The food intolerance culprit is often salicylate, a naturally occurring chemical found in foods of plant origin in low, moderate, high or very high levels.


If your baby is salicylate sensitive, there maybe other clues that suggests this may be the case:

  • a family history suggesting natural food chemical intolerance (for example a family member that reacts to any of the following foods: tomatoes, capsicum, chocolate, pork, food additives such as msg) or a known salicylate or amine or glutamate of food additive intolerance in either the mother or fathers' family

  • some other issues occurring for your baby that is also triggered by food, so you may also have issues such as reflux, rashes (especially spotty rashes on the face) and irritability that seem to be exacerbated by food

  • Foods may seem to affect symptoms sometimes but not others (food intolerance is more about thresholds)

  • a reaction to baby panadol


Ongoing nappy rashes- like most issues can be due to a number of different issues.
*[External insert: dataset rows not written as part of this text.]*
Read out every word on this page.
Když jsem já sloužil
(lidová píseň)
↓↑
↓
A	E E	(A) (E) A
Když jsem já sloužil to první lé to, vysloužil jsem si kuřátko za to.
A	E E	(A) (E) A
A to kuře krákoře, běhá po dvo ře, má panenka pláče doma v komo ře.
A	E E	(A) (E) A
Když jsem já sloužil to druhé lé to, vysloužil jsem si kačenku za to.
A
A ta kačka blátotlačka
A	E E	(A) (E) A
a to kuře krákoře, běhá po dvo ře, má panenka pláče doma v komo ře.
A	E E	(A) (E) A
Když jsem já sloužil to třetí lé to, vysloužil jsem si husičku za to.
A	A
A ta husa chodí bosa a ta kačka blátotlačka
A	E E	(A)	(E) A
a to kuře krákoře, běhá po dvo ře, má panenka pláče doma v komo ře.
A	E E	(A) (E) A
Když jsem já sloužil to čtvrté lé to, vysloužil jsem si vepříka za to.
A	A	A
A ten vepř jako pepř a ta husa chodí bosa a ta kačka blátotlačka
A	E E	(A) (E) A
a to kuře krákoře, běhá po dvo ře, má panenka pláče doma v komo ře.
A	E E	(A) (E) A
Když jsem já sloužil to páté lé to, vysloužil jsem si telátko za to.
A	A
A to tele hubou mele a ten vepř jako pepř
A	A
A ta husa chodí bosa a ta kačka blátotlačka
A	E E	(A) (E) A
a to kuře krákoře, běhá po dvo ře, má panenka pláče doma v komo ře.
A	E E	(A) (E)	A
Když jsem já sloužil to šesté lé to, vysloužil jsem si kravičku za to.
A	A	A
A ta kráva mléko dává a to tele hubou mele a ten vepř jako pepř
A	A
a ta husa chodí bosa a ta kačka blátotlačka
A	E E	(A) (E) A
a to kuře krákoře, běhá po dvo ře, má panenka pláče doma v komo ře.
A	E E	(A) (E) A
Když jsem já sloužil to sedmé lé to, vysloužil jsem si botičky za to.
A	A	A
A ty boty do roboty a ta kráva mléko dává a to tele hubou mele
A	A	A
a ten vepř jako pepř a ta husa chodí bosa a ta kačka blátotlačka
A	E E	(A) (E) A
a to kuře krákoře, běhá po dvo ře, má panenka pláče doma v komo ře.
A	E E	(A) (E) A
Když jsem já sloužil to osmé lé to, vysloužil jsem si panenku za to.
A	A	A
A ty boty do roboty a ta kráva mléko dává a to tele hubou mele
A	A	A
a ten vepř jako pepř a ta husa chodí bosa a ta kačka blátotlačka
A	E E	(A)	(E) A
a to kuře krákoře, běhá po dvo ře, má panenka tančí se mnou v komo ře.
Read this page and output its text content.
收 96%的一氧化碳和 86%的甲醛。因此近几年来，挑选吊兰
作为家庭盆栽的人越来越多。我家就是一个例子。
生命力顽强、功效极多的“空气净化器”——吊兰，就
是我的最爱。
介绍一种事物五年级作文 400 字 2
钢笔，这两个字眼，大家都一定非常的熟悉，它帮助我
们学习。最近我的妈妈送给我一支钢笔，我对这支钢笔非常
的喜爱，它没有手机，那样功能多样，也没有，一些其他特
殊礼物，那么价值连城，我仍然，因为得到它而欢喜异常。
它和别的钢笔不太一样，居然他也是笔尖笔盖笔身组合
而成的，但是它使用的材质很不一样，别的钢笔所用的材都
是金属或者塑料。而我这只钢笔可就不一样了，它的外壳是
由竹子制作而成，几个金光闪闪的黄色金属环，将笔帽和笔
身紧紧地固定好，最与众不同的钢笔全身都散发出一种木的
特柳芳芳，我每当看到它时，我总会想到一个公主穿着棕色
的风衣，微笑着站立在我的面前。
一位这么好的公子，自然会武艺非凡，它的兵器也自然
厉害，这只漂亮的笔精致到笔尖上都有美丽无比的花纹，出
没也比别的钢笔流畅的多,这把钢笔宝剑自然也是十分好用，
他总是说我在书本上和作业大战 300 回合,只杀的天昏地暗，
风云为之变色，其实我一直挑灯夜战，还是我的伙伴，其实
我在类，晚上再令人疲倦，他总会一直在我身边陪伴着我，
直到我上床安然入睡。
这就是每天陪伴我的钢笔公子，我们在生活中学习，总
Work through the most likely first, and most easily addressed for example reducing contact time with urine and faeces.


If the nappy rash has not cleared up within 1 week or is severe- see your GP. Nappy rash breaks down skin which can predispose to a yeast infection, so getting on top of nappy rash is a good idea. Any medical concerns including allergies are best checked out with your GP.


Working through potential salicylate intolerance is best done with an experienced food intolerance dietitian with experience working with babies, to promote nutritional adequacy for mum and bubs!